The birth of the Northern Territory Aboriginal land councils and the Aboriginal Land Rights (Northern Territory) Act also saw the birth of the Northern Territory's Country Liberal Party. It was formed predominantly in Alice Springs and was largely formed, of course, to fight the move to establish Aboriginal land rights. True to its roots, the CLP tried to block every land claim during its reign, wasting millions of dollars in court processes to frustrate the process. As a result, most land hand-back ceremonies have been bittersweet events for claimants, as they remember the elders who have passed away since the claim was lodged.

Many people have contributed to the success of the Central Land Council over the years, including many impressive regional delegates, executive members and chairs such as Maxie Stuart, Bruce Braedon and the current chair, William Brown Jampijinpa. The CLC's long-serving David Ross, or `Rossie' as he is known, also deserves recognition for his responsibilities and professional management of the council's work. Land councils often wear criticisms for problems such as poor health and education outcomes for people on the lands, problems that are not within the land councils' statutory roles concerning land ownership. They are rightly matters between Indigenous people, their communities and the responsible government partners—who are actually willing to work with Aboriginal people rather than dictate to them what the government partners believe would be the best outcomes.

The Northern Territory Land Council and the Northern Territory Labor government have worked together since 2001 on a range of possible amendments to the Aboriginal Land Rights Act to make it more workable. These amendments include measures to streamline the mining application process. They will work with the outcomes of the current review of the Northern Territory Mining Act. How the federal government gaining control of the Senate next year will affect Aboriginal people's rights to their land in the Northern Territory is unclear at present. We do not yet have the government's proposed changes to the Aboriginal Land Rights Act before us, although we know that there has been an agreed document between the Northern Territory government and the northern and central land councils to improve and strengthen that act. Hopefully, the federal government will not listen to the most extremist rhetoric about the land councils and the Aboriginal Land Rights Act and a realistic look at the act will find sensible improvements that can be made with the support of all parties involved. It will also find many achievements of the land councils worth celebrating.

So again I congratulate the Central Land Council on its 30th anniversary and for 30 years of speaking up for people's country and keeping the culture strong. Despite what this government might think, there are Aboriginal organisations out there doing some great work while facing extreme pressure and uncertainties. It seems that, since the election, this government has adopted the attitude of blaming the victim and taken the carrot and stick approach and has not really taken the time to celebrate or even recognise the wonderful achievements occurring with Indigenous people. The Executive Director of Tangentyere Council, Willy Tilmouth said:

Alice Springs is traditional Aboriginal Land. It is Aboriginal country. With the advent of colonisation, we were displaced on to the fringe of society. From that time on, there has been a contest for space—space to live, to strengthen culture and to be Aboriginal. Through the formation of Tangentyere Council, the endeavour to share this space has taken on a united voice in the struggle for equality.

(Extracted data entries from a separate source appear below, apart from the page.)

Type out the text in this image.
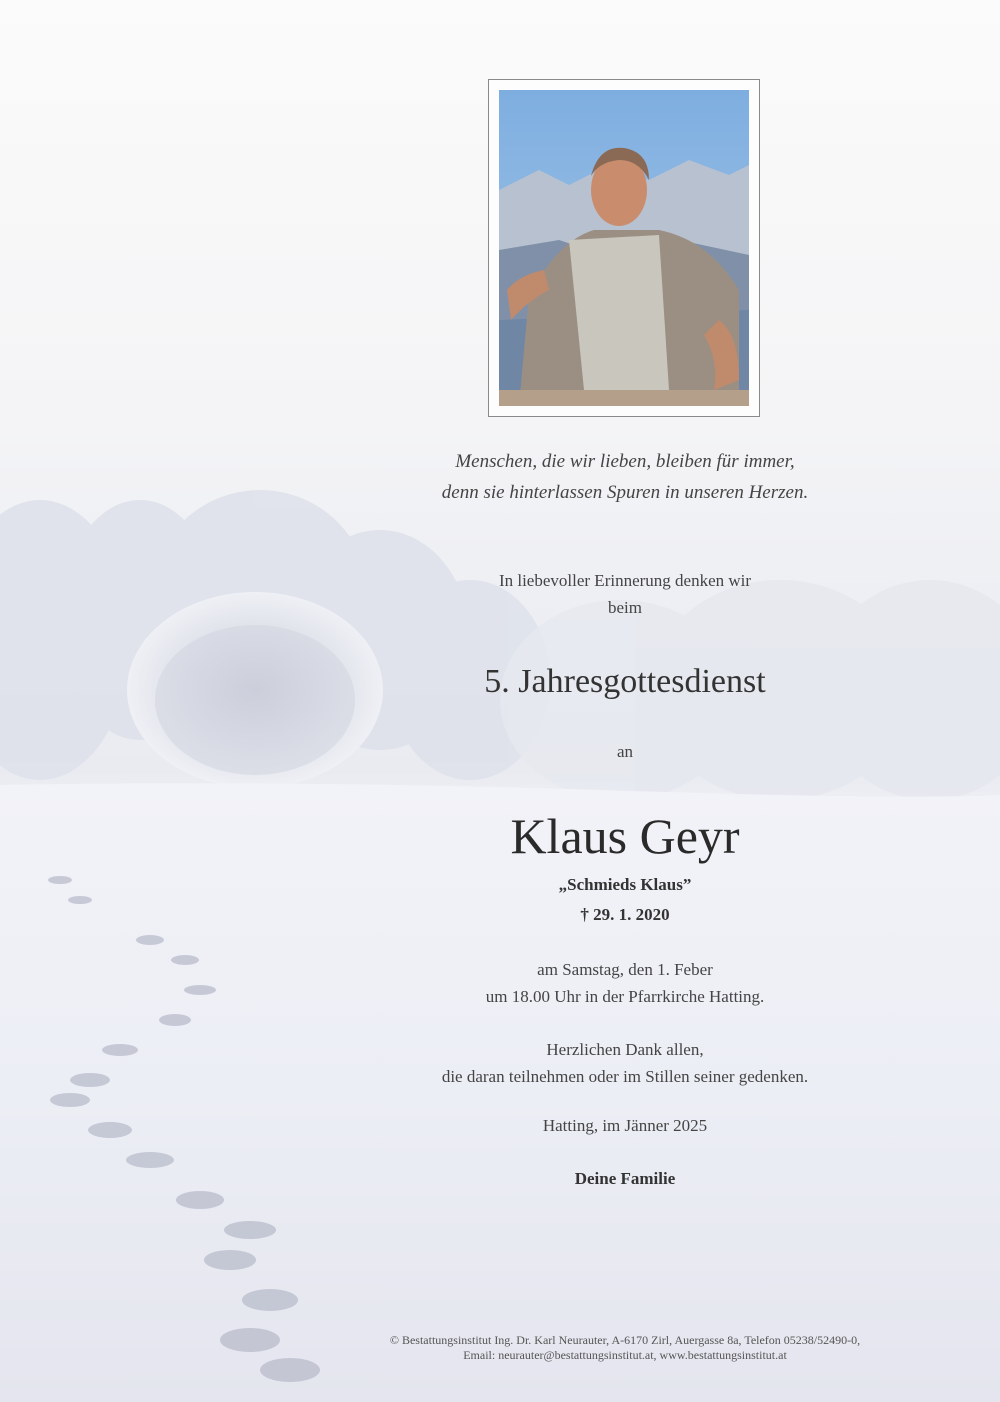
Menschen, die wir lieben, bleiben für immer,
denn sie hinterlassen Spuren in unseren Herzen.
In liebevoller Erinnerung denken wir
beim
5. Jahresgottesdienst
an
Klaus Geyr
„Schmieds Klaus”
† 29. 1. 2020
am Samstag, den 1. Feber
um 18.00 Uhr in der Pfarrkirche Hatting.
Herzlichen Dank allen,
die daran teilnehmen oder im Stillen seiner gedenken.
Hatting, im Jänner 2025
Deine Familie
© Bestattungsinstitut Ing. Dr. Karl Neurauter, A-6170 Zirl, Auergasse 8a, Telefon 05238/52490-0,
Email: neurauter@bestattungsinstitut.at, www.bestattungsinstitut.at
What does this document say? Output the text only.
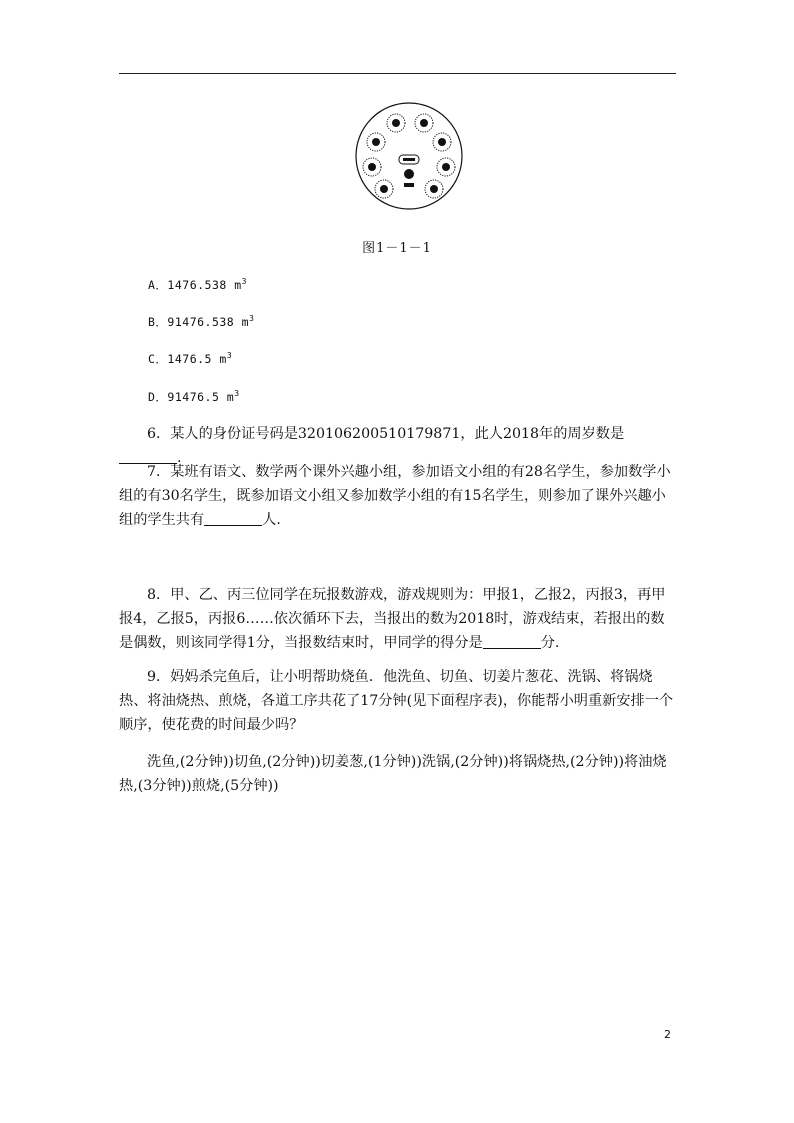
图1－1－1
A．1476.538 $m^3$
B．91476.538 $m^3$
C．1476.5 $m^3$
D．91476.5 $m^3$
6．某人的身份证号码是320106200510179871，此人2018年的周岁数是.
7．某班有语文、数学两个课外兴趣小组，参加语文小组的有28名学生，参加数学小组的有30名学生，既参加语文小组又参加数学小组的有15名学生，则参加了课外兴趣小组的学生共有	人.
8．甲、乙、丙三位同学在玩报数游戏，游戏规则为：甲报1，乙报2，丙报3，再甲报4，乙报5，丙报6……依次循环下去，当报出的数为2018时，游戏结束，若报出的数是偶数，则该同学得1分，当报数结束时，甲同学的得分是	分.
9．妈妈杀完鱼后，让小明帮助烧鱼．他洗鱼、切鱼、切姜片葱花、洗锅、将锅烧热、将油烧热、煎烧，各道工序共花了17分钟(见下面程序表)，你能帮小明重新安排一个顺序，使花费的时间最少吗？
洗鱼,(2分钟))切鱼,(2分钟))切姜葱,(1分钟))洗锅,(2分钟))将锅烧热,(2分钟))将油烧热,(3分钟))煎烧,(5分钟))
2
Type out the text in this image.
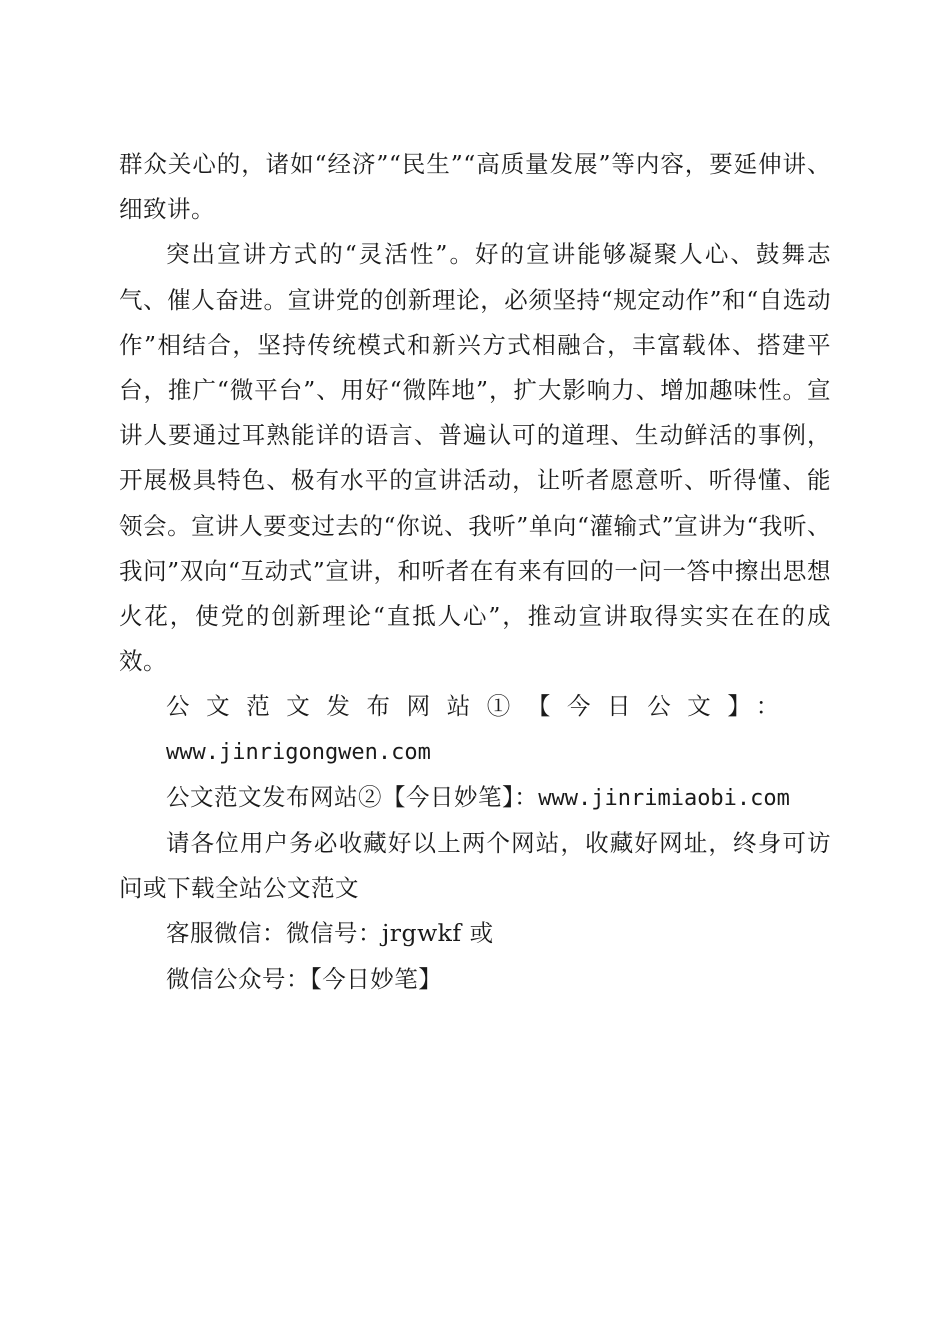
群众关心的，诸如“经济”“民生”“高质量发展”等内容，要延伸讲、细致讲。

突出宣讲方式的“灵活性”。好的宣讲能够凝聚人心、鼓舞志气、催人奋进。宣讲党的创新理论，必须坚持“规定动作”和“自选动作”相结合，坚持传统模式和新兴方式相融合，丰富载体、搭建平台，推广“微平台”、用好“微阵地”，扩大影响力、增加趣味性。宣讲人要通过耳熟能详的语言、普遍认可的道理、生动鲜活的事例，开展极具特色、极有水平的宣讲活动，让听者愿意听、听得懂、能领会。宣讲人要变过去的“你说、我听”单向“灌输式”宣讲为“我听、我问”双向“互动式”宣讲，和听者在有来有回的一问一答中擦出思想火花，使党的创新理论“直抵人心”，推动宣讲取得实实在在的成效。

公文范文发布网站①【今日公文】：
www.jinrigongwen.com

公文范文发布网站②【今日妙笔】：www.jinrimiaobi.com

请各位用户务必收藏好以上两个网站，收藏好网址，终身可访问或下载全站公文范文

客服微信：微信号：jrgwkf 或

微信公众号：【今日妙笔】
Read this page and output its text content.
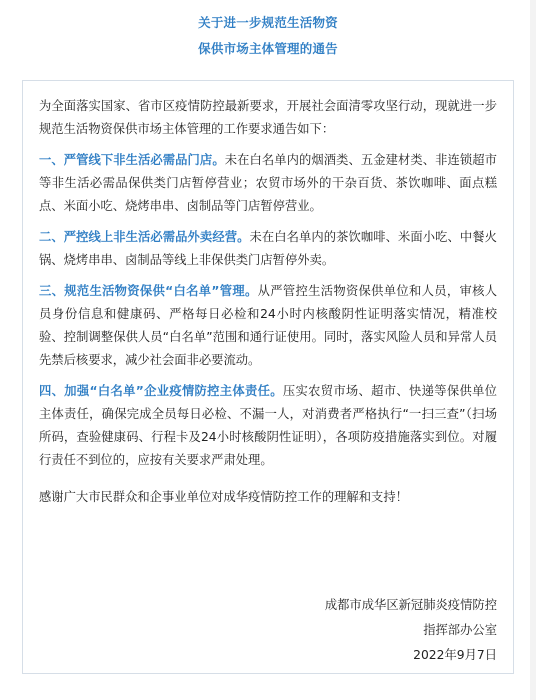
关于进一步规范生活物资
保供市场主体管理的通告

为全面落实国家、省市区疫情防控最新要求，开展社会面清零攻坚行动，现就进一步规范生活物资保供市场主体管理的工作要求通告如下：

一、严管线下非生活必需品门店。未在白名单内的烟酒类、五金建材类、非连锁超市等非生活必需品保供类门店暂停营业；农贸市场外的干杂百货、茶饮咖啡、面点糕点、米面小吃、烧烤串串、卤制品等门店暂停营业。

二、严控线上非生活必需品外卖经营。未在白名单内的茶饮咖啡、米面小吃、中餐火锅、烧烤串串、卤制品等线上非保供类门店暂停外卖。

三、规范生活物资保供“白名单”管理。从严管控生活物资保供单位和人员，审核人员身份信息和健康码、严格每日必检和24小时内核酸阴性证明落实情况，精准校验、控制调整保供人员“白名单”范围和通行证使用。同时，落实风险人员和异常人员先禁后核要求，减少社会面非必要流动。

四、加强“白名单”企业疫情防控主体责任。压实农贸市场、超市、快递等保供单位主体责任，确保完成全员每日必检、不漏一人，对消费者严格执行“一扫三查”（扫场所码，查验健康码、行程卡及24小时核酸阴性证明），各项防疫措施落实到位。对履行责任不到位的，应按有关要求严肃处理。

感谢广大市民群众和企事业单位对成华疫情防控工作的理解和支持！

成都市成华区新冠肺炎疫情防控
指挥部办公室
2022年9月7日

That struggle has continued through the work of the Central Land Council. Tonight I want to convey my tributes to two organisations in the Northern Territory that I believe are doing an outstanding job in standing up for, and protecting and defending the rights of, Aboriginal people, ensuring that they will be there for all time. I congratulate past members and current members who are involved and work with the Tangentyere Council and the Central Land Council in Alice Springs.